I came across a paper I hadn’t seen yet, which was initially released in June of 2025, but updated in September, and it has some interesting and concerning findings. It involves 400 code samples across 40 rounds of “improvements” using four different prompting strategies, and it found the code actually got WORSE, not better, in terms of critical vulnerabilities. In fact, after five iterations of “improvements,” the critical vulnerability count went up by nearly 40%.
-1 Days 😳
This week, I came across a post from Brent Muir who shared an insight from Google’s Threat Intelligence Group (GTIG). They examined the average time to exploitation (TTE) of vulnerabilities from the time a patch is disseminated.
The shocking part?
In 2024, it was -1 days.
Yes, you’re reading that right. On average, across the 112 samples, the exploitation of the vulnerabilities examined was less than a day. This demonstrates that malicious actors are now, on average, exploiting vulnerabilities before a patch is even created and widely available.

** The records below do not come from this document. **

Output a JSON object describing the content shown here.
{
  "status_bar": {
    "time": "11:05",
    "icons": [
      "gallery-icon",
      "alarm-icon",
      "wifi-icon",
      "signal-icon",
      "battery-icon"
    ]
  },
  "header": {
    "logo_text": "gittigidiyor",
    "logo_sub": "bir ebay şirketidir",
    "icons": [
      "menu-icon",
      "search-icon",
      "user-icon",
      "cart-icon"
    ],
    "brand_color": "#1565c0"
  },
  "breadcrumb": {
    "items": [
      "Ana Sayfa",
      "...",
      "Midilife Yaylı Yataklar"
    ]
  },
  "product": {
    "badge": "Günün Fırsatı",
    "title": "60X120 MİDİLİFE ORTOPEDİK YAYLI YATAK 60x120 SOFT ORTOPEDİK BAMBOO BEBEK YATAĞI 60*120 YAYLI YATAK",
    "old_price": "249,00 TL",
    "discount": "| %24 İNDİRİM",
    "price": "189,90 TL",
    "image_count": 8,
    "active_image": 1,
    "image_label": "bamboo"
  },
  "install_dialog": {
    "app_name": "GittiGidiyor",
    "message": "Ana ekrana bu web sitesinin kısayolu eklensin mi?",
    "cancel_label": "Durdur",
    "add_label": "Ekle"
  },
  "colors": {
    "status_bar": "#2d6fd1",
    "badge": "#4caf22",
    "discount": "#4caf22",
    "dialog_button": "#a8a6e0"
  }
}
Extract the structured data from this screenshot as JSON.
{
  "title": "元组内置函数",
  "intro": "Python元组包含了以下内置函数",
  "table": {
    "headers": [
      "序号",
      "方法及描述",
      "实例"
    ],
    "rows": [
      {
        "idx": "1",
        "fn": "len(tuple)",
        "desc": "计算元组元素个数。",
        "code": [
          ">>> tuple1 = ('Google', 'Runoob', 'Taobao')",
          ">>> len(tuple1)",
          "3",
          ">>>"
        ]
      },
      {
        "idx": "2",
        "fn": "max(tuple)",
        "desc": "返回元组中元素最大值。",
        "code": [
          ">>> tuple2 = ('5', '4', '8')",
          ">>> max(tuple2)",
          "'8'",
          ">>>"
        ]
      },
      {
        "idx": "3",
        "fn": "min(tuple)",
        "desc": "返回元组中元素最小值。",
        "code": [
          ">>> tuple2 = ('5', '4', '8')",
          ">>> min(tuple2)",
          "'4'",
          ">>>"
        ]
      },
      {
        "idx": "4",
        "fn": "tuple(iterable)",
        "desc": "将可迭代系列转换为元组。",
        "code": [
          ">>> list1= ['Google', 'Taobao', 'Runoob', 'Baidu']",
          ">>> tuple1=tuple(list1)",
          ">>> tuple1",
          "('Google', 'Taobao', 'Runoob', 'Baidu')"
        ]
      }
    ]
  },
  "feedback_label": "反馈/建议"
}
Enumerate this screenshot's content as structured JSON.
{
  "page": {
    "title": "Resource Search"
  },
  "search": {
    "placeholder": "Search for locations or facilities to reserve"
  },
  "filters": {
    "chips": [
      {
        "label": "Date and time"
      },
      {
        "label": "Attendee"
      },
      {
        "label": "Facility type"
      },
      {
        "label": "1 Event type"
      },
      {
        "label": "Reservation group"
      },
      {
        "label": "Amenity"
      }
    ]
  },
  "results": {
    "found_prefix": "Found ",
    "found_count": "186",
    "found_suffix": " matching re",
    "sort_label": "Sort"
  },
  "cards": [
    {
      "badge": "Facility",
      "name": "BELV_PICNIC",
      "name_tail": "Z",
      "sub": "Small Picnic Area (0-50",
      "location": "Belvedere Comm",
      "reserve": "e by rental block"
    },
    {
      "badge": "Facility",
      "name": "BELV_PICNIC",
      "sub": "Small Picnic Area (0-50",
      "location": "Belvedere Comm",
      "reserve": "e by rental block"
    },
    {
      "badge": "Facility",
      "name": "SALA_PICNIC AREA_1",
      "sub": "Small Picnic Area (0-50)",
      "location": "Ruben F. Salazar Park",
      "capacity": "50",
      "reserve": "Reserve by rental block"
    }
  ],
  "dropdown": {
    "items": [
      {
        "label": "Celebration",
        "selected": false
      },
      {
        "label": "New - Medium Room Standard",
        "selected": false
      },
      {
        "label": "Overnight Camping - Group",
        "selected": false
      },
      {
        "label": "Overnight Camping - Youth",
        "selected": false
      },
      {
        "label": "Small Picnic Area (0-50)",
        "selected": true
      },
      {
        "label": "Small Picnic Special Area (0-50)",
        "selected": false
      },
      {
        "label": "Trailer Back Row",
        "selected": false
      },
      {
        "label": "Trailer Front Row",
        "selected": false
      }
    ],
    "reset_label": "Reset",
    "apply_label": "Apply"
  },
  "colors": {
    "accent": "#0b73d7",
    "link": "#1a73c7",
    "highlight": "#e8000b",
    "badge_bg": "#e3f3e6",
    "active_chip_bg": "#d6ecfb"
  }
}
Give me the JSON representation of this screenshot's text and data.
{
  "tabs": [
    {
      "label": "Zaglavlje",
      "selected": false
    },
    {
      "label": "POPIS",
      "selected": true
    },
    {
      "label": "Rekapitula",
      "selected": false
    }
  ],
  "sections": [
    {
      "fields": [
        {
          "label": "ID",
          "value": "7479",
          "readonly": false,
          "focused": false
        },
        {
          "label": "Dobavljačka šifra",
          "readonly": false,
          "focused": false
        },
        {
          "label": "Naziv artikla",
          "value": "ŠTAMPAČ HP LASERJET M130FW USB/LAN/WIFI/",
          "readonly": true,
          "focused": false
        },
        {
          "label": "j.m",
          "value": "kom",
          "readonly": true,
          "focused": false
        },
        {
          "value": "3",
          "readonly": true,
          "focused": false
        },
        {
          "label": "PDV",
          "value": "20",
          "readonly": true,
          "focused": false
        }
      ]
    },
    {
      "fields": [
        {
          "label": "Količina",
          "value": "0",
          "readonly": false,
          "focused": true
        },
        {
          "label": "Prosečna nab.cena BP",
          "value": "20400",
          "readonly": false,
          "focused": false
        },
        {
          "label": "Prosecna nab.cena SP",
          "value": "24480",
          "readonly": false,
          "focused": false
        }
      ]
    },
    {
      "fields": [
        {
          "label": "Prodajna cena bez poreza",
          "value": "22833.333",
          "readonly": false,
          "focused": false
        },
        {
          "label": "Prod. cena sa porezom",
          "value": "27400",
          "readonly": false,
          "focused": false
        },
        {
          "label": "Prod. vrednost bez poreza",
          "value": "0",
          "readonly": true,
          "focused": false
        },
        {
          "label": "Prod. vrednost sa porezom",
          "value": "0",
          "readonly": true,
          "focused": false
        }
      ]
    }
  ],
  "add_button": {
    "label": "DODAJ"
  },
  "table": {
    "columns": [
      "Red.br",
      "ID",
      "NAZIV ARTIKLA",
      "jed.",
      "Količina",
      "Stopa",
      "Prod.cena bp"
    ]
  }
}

This emphasis on zero-day exploitation highlights several key points to me right off the bat.
Organizations absolutely should be practicing defense in depth and having compensating/mitigating controls in place, as they’re being exploited before patching is even an option
As I said above, we hear “patch, patch, patch!” And of course, this is valid, but as demonstrated, sometimes patching isn’t an option even if you were somehow an outlier who patches everything in a day or less of availability
Choose your vendors and products wisely. Do vendors routinely disclose new zero-day/critical vulnerabilities? May want to take a look at that and consider other options. That said, a lack of vulnerability disclosure also doesn’t imply things are secure either…
Minimize your attack surface.
Patching is problematic, and nearly all sizable organizations struggle to maintain tight remediation SLAs they can adhere to. This means minimizing unnecessary dependencies, shelfware, products, and systems that aren’t necessary, among other things.
Everything is ripe for exploitation.
Time from CVE Disclosure to Known Exploitation
While the above share from Google went viral via my LinkedIn feed, Vulnerability Researcher and friend Patrick Garrity stepped in to be a voice of reason, too. He shared that throughout 2025, less than a third of known exploited vulnerabilities were zero-day vulnerabilities, despite the catchy image from Google.
GitHub Announces Revocation API Generally Available
In the wake of several high-profile incidents, including those impacting npm, GitHub recently announced the general availability of its credential revocation API, which can help accelerate the revocation of exposed privileged access tokens (PATs).